FTM 159: Thread Run-Out

Fastener Training Minute 159: Thread run-out

This edition of the Fastener Training Minute with Carmen Vertullo was originally published December 16, 2020 as “how do we measure thread pitch run-out during episode 159 of Fully Threaded Radio.

Well, hi everyone, this is Carmen Vertullo with the Fastener Training Minute, coming to you from the Fastener Training Institute and the AIM Testing Laboratory in beautiful El Cajon, California.

I’ve had an issue come up about three times this past year with some clients, and this last time it made me think that perhaps it’s something worth talking about on the Fastener training Minute.

And the issue has to do with the dimensional inspection of nuts, hex nuts in particular and even more specifically hex flange nuts. Now, we know that there are relatively common things we have to do to inspect a nut. We have to measure across the flats, across the corners, and the height. And of course we also have to measure the threads with a Go / No-Go gauge, and we have to use a plain pin gauge to inspect the minor diameter, but there is one criteria in particular, which is a little bit more difficult to inspect.

Even manufacturers don’t have the right capacity to do this measurement, and that is: inspecting the bearing surface of the nut for its perpendicularity to the threads, which is sometimes called “run out”. And so we had some issues with run-out on a particular flange lock nut. And when we come back. I’ll tell you what those issues were and how you can possibly avoid them.

And today we’re talking about measuring the perpendicularity of the bearing surface of a flange nut to the threads, in particular to the thread pitch diameter, which is the common call out in most inch and metric standards. We want to know how perpendicular the surface of the thread pitch diameter is to the bearing surface to the nut.

That’s important because imagine if the hole in the nut was not tapped straight, but crooked. Let’s say you begin to spin the nut down and instead of the bearing surface sitting flat, one side of the nut hits first. That would not work. You would have all kinds of torque tension issues. You might bend the stud that the nut is going on. It would damage the surface that you are tightening against and so on. So we want that surface to land all at the same time, and so to do that, we control the perpendicularity of the surface to the pitch diameter. The way that we measure that sometimes is with an inspection called run out where we install the nut on to some kind of a thing that can grab it on the pitch diameter.

Normally its going to be a thread gauge, but it could be just a threaded stud or something that we can tighten it against. We put that in a fixture where we can rotate it, and we put a gauge up against the bearing surface. It’s called a run-out gauge actually, and we rotate the assembly to see how much change there is in the position of the gauge from 0 both directions plus and minus. We call that the total indicator reading, or total run-out, and the tolerances on that measurement are not particularly tight. There are relatively manageable and also the upside is that it’s relatively easy to make a nut perfect. When nuts are made, they are tapped in a fixture that holds them very tightly. The tap goes in straight, the bearing surface of the nut is located against the surface, and it’s pretty hard to mess that up.
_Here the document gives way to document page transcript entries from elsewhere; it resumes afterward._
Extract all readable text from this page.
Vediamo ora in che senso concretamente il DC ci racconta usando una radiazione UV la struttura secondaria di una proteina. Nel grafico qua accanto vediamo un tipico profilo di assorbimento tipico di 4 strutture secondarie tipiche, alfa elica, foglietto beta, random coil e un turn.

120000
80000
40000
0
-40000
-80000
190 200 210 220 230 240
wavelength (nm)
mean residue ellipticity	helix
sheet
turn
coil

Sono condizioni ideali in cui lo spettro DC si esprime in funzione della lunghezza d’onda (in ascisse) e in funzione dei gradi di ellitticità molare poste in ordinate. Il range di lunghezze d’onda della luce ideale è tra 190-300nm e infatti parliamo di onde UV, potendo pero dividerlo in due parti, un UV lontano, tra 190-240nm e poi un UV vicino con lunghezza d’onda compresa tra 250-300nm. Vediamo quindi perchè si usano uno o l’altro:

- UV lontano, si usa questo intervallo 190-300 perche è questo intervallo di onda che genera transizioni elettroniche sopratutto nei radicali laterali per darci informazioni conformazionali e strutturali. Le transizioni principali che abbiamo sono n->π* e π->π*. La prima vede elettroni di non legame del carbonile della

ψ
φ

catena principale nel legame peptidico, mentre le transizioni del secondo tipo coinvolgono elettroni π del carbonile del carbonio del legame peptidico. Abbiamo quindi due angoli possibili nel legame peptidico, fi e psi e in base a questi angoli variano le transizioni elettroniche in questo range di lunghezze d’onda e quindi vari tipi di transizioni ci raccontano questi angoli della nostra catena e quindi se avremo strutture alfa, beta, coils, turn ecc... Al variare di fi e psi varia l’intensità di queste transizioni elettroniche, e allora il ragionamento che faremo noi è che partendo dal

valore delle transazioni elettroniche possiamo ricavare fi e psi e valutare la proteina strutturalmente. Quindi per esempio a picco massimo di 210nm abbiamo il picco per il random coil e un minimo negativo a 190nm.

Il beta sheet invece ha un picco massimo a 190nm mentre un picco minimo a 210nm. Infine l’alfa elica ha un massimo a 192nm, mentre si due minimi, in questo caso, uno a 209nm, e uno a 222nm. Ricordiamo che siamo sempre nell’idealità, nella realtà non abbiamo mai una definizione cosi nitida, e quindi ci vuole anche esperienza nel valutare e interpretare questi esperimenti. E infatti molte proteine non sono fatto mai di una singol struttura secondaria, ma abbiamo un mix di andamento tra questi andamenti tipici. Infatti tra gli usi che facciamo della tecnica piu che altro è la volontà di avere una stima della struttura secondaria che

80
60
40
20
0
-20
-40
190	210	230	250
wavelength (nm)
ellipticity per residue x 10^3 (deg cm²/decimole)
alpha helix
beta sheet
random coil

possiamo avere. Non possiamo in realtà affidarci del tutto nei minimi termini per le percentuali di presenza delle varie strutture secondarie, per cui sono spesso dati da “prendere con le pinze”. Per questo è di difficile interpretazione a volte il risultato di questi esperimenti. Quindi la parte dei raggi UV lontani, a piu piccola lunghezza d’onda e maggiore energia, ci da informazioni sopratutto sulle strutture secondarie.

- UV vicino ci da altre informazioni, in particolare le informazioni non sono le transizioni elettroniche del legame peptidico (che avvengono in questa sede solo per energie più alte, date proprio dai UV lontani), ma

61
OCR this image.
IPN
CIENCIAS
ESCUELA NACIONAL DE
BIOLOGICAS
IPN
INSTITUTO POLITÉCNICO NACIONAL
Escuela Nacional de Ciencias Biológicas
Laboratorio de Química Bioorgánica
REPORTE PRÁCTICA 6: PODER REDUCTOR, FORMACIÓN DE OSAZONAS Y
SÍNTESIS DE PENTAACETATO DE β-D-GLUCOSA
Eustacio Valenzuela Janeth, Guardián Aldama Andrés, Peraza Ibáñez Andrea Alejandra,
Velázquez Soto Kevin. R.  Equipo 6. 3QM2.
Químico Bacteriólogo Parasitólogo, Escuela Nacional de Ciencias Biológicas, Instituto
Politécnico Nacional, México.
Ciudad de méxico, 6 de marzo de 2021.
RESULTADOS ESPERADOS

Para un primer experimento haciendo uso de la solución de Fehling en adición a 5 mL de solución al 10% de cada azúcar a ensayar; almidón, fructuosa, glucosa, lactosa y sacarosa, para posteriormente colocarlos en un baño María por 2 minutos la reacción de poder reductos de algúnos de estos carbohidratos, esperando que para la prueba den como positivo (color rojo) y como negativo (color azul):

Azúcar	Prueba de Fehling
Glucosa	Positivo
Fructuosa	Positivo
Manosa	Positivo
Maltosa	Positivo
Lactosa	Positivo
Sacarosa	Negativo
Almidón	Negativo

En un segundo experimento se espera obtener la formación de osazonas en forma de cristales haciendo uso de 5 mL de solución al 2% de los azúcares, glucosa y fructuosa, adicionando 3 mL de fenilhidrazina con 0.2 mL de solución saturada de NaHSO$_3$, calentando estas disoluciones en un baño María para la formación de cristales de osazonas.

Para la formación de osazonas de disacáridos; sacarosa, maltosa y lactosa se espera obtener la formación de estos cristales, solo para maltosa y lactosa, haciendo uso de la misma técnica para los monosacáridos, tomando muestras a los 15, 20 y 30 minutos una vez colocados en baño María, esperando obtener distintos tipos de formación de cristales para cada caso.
So most nuts that I’ve inspected are pretty much perfect with very little if any detectable run out. But every now and then we have an issue and in this particular case that I’ve seen three times, the issue had to do with all metal lock nuts. In these lock nuts the nut was pinched or crimped and in the process of crimping the nut, the bearing surface got deformed ever-so-slightly. In the case of one relatively large large metric nut, M22, the crimp was significant and the bearing surface was cupped. We could tell it was cupped because when we put it on a piece of sandpaper and sanded the bearing surface of the nut down ever so slightly, we could see the high points. These high points were exactly opposite where the crimp was. So that told us what had happened there.

Now the fact of the matter is, the chances are that in an application when when we tighten the nut down, those two high spots are going to hit first and as we develop tension or stress on the nut, they’re probably going to flatten out and work perfectly fine. However, it doesn’t inspect perfectly fine. As a matter fact, it has significant amount of run out, and the typical amount for a nut might be a few thousandths to 8/1,000 or so in the inch world (that translates into about a tenth of a millimeter maybe in the metric world). In this case we had way more than that, and we had a print that we had to follow and there was just no way around it. It was very difficult to convince the end-user that this nut was probably usable and we just needed to maybe change the criteria a little bit or do some testing to prove that this particular dimensional non-conformance did not affect the function of the part.

So just keep in mind that the nut was probably absolutely stunningly perfect up until the point where they crimped it to put the Locking feature in. So we have to be aware when we are buying or manufacturing nuts that have bearing surface perpendicularity or run out requirements, when we crimp the nut you might lose the feature’s dimensional integrity.

Well now, you know something about nut bearing surface run out. Not all standards have requirements for bearing surface run out, most of them do, but not all.
That might be a good “Get out of Jail Free” card for you, depending on what standard to use. Thanks for listening to the Fastener Training Minute.

This is Carmen Vertullo coming to you from AIM Testing Laboratory.